If a non-Jew asks if he may shovel your snow on shabbos what is the proper halachic response? Does it make a difference if he is asking to do this for pay (not previously arranged before shabbos)?
The Kitzur Shulchan Aruch (סימן צ - דין עשית חפציו בלא מלאכה ומלאכה על ידי גוי) says that one may not let a non-Jew do any work that one may not do oneself. It's irrelevant of he's being paid or not.
In case of a serious monetary loss, one may hint that the work should be done, but one may not discuss payment. One may make it understood that one who does the job stands to gain.
I.e. If you can't do it, you cannot ask the non-Jew to do it, even before Shabbat.
The next paragraph then says:
Even if the non-Jew comes of his own accord, you have to prevent him from doing anything you are not allowed to do. (All the more so if you actually paid him to come when needed.)

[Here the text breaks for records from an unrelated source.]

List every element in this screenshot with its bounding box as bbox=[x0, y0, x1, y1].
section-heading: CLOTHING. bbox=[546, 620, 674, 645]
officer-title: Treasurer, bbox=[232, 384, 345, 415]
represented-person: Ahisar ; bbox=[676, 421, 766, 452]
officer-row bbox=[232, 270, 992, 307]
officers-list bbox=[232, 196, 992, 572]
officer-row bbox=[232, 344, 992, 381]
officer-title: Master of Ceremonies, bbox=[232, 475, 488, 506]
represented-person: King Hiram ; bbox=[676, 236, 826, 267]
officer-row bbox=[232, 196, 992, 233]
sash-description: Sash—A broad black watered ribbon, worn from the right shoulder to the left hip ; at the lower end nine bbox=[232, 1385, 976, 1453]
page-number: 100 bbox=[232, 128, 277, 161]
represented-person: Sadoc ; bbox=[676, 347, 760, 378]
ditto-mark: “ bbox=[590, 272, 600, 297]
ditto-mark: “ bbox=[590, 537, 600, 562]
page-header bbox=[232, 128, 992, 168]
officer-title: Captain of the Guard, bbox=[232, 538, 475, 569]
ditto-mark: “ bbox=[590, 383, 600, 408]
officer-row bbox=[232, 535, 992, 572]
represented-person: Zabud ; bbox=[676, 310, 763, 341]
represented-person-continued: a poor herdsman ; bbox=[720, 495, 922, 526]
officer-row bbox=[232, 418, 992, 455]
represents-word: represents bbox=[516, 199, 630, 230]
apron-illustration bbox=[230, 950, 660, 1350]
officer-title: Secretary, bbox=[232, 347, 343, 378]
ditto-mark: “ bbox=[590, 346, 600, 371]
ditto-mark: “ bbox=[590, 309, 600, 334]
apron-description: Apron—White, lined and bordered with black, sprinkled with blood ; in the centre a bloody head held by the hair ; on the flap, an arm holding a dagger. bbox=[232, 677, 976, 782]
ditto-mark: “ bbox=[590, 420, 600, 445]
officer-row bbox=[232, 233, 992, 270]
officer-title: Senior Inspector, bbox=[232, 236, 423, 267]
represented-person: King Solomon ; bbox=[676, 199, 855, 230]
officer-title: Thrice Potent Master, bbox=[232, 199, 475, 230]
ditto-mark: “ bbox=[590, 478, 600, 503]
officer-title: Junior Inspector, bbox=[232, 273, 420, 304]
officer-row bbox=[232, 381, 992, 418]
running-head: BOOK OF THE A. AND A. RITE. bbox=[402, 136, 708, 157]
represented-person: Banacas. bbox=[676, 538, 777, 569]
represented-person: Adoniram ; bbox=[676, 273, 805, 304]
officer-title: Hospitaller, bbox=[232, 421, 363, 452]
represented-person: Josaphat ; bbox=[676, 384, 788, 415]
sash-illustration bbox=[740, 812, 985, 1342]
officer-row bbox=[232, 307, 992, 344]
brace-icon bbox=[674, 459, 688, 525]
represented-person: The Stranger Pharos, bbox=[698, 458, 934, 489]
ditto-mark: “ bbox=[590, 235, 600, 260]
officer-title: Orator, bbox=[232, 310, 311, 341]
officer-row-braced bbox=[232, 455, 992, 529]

However, as we see in the following paragraph, that if a considerable monetary loss is involved, then one may hint to the non-Jew that he has something to gain by helping you. However, you may not explicitly tell him to do anything you may not do.
So if you risk getting fined - and it's a non-trivial amount - for not clearing the sidewalk, then it would seem you can pay a non-Jew a flat fee for the winter season, and he will come whenever expected.